Sarah Boils Bluterbe (German Edition)
Ich legte die Hand fest um den hölzernen Griff. Dann betätigte ich, seitlich neben der Wohnungstüre, den Türsummer und lauschte. Ich spähte vorsichtig durch den Spion und sah Mary die Stufen hoch stapfen. Ich atmete aus und riss die Türe auf. Mary umarmte mich stürmisch und folgte mir in die Küche.
„Du lebst, wie schön.“
Ich legte das Messer zurück an seinen Platz.

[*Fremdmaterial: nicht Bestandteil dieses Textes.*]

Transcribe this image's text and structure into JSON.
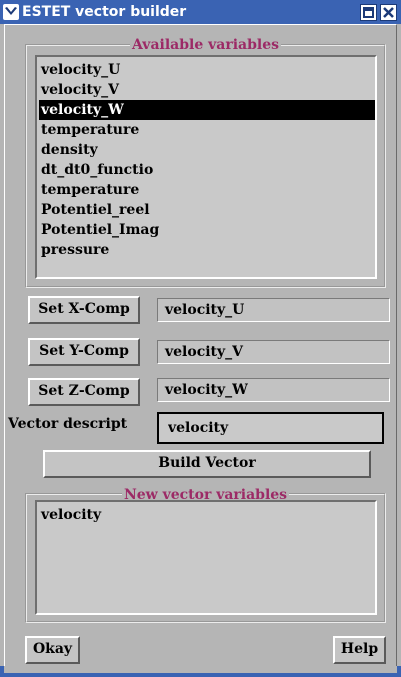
{
  "window": {
    "title": "ESTET vector builder"
  },
  "available_group": {
    "title": "Available variables",
    "items": [
      "velocity_U",
      "velocity_V",
      "velocity_W",
      "temperature",
      "density",
      "dt_dt0_functio",
      "temperature",
      "Potentiel_reel",
      "Potentiel_Imag",
      "pressure"
    ],
    "selected": "velocity_W"
  },
  "components": [
    {
      "button": "Set X-Comp",
      "value": "velocity_U"
    },
    {
      "button": "Set Y-Comp",
      "value": "velocity_V"
    },
    {
      "button": "Set Z-Comp",
      "value": "velocity_W"
    }
  ],
  "description": {
    "label": "Vector descript",
    "value": "velocity"
  },
  "build_button": "Build Vector",
  "new_group": {
    "title": "New vector variables",
    "items": [
      "velocity"
    ]
  },
  "footer": {
    "okay": "Okay",
    "help": "Help"
  }
}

„Warum sollte ich auch nicht?“
Mary zog die Augenbrauen hoch und schnaubte: „Bist du schon soweit, dass du nur noch mit `nem Rambomesser die Türe öffnen kannst? Muss ja viel passiert sein. Erzähl mal, sind sie dir immer noch auf den Versen?“
Ich nickte. Mary goss sich einen frischen Kaffee ein und quälte mich mit ein Duzend Fragen, die ich gar nicht alle beantworten konnte. Ich legte brav Bericht ab und zündete mir eine Zigarette an. Grauweiße Rauchschwaden zogen durch die kleine Küche und verpesteten die Luft. Mary wedelte wild mit den Armen: „Du solltest die Qualmerei langsam dran geben. Das ist das Schlimmste, was du deiner Lunge antun kannst. Ist vielleicht gerade der richtige Zeitpunkt.“
Sie hatte Recht, aber es war der ungünstigste Moment, den ich mir vorstellen konnte, um dem Nikotin zu entsagen. Meine Nerven lagen viel zu blank, dass ich jetzt auch noch einen Entzug gebrauchen konnte. Ich musste erst einmal herausfinden, wo die neuen Vampire plötzlich her kamen und wer sie verwandelt hatte. Und warum es so viele waren. Natürlich war es genauso wichtig, Lionel zu durchleuchten und ans Tageslicht zu bringen, welches Geheimnis sich hinter ihm und seiner Fürsorge verbarg. Mein Handy klingelte und ich sprang sofort auf. Mein erster Gedanke gehörte Martin. Ich rannte ins Schlafzimmer: „Hallo... ja?“
„Ich habe interessante Neuigkeiten.“
Es war Lionel. Enttäuscht ließ ich mich aufs Bett fallen. Warum meldete Martin sich nicht bei mir? Warum ließ er mich so lange im Unklaren?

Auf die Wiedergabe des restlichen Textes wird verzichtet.